Frail and difficult Henry lives upstairs in the home of
his grandson, Turner’s slightly lame son Jason (Josh
Lucas), and great-grandson, Jason’s son Zack (Jonah
Bobo). Sensing that the end is near and determined not to
be shoved six feet into the ground from which he has lifted
so many bones, Henry awakens the boy and slips out to a
handy KFC to write final instructions on snips of paper,
colored Post-it’s and a place mat U.S.A. map.
His
action is spurred by the surprising return of Turner, junkie
and jailbird, his own unquestioning embrace of this prodigal
and Jason’s coldness to the man, the father who disappeared
thirty years ago.
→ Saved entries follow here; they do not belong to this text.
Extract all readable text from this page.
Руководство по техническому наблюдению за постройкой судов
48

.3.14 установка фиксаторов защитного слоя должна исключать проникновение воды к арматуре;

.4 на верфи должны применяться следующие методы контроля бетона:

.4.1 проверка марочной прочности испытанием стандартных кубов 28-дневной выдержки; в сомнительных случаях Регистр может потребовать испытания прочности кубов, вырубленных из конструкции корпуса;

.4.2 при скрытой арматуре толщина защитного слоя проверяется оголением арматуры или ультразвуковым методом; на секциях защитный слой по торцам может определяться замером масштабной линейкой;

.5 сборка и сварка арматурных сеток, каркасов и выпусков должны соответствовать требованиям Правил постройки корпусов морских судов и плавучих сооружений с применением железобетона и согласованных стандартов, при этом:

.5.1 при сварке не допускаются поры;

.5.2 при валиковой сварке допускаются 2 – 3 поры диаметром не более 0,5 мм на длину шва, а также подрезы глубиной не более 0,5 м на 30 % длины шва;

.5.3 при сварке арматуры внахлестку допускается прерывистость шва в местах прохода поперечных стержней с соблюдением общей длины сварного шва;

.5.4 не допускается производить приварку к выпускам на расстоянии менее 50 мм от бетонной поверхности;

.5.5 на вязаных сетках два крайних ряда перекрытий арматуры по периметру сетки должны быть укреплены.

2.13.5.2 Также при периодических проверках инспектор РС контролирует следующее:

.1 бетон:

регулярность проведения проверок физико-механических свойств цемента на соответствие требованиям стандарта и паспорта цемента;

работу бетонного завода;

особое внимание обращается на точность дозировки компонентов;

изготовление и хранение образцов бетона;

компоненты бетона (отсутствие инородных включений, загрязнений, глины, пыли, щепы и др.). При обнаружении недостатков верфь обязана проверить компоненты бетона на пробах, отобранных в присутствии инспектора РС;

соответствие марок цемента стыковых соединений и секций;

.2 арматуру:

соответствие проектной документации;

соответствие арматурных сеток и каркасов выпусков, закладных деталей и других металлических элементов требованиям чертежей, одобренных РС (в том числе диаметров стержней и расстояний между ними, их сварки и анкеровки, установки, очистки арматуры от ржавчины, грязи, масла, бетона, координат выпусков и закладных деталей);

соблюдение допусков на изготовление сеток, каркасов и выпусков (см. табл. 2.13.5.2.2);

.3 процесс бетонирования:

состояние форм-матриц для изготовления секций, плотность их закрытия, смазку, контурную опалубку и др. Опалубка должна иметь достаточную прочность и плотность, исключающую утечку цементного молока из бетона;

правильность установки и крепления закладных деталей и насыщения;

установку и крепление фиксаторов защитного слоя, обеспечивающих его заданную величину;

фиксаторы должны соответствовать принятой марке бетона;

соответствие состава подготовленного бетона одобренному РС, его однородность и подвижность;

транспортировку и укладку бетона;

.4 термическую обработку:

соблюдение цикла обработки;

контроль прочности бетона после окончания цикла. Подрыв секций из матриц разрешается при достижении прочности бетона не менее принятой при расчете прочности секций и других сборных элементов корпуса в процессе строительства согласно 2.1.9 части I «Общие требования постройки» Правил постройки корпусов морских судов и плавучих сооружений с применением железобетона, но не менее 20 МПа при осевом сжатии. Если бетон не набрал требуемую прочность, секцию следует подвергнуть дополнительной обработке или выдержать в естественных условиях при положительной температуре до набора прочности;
The instructions are to be read from their
fast-food bag and followed in order, mixed ashes to be scattered
at determined points in an itinerary that will lead to a
stone staircase at 7170 Mariposa. There, if the old man’s
plan works, the truth will out in a ritual of reconciliation.
Though the precise nature of that truth may vary from one
plot to another, the general result is foreknown to us,
and so the question becomes, not what, but how this sort
of scavenger hunt is conducted, and by whom.
Lower-level
banker Jason loves Zack and Henry but will also discover
the emotion and courage that coexist with the bad in his
own father. This awakening comes from Turner, whose proud
spirit dances as Josh’s and Zack’s eventually
will and who imparts, for example, a wordless lesson in
a jewelry shop; and partly it will come from Zack, eyes
as big as a Keane greeting-card waif’s and only two
or three times given unrealistic vision and cloying dialogue.
With the wisdom of experience, great-grandfather/grandfather/father
Henry arranged this final gift of getting beyond error and
the past, a coming to grasp those who are physically as
well as emotionally dead to us.
Its
pathos and humor gentle, and with a rare total absence of
flesh or violence, “Around the Bend” is a family
movie for adults. If the coda is predictable, and if in
retrospect events jigsaw together too easily along the road,
the destination -- a redeemer rock, where love blossoms
-- is what men hope this is all about.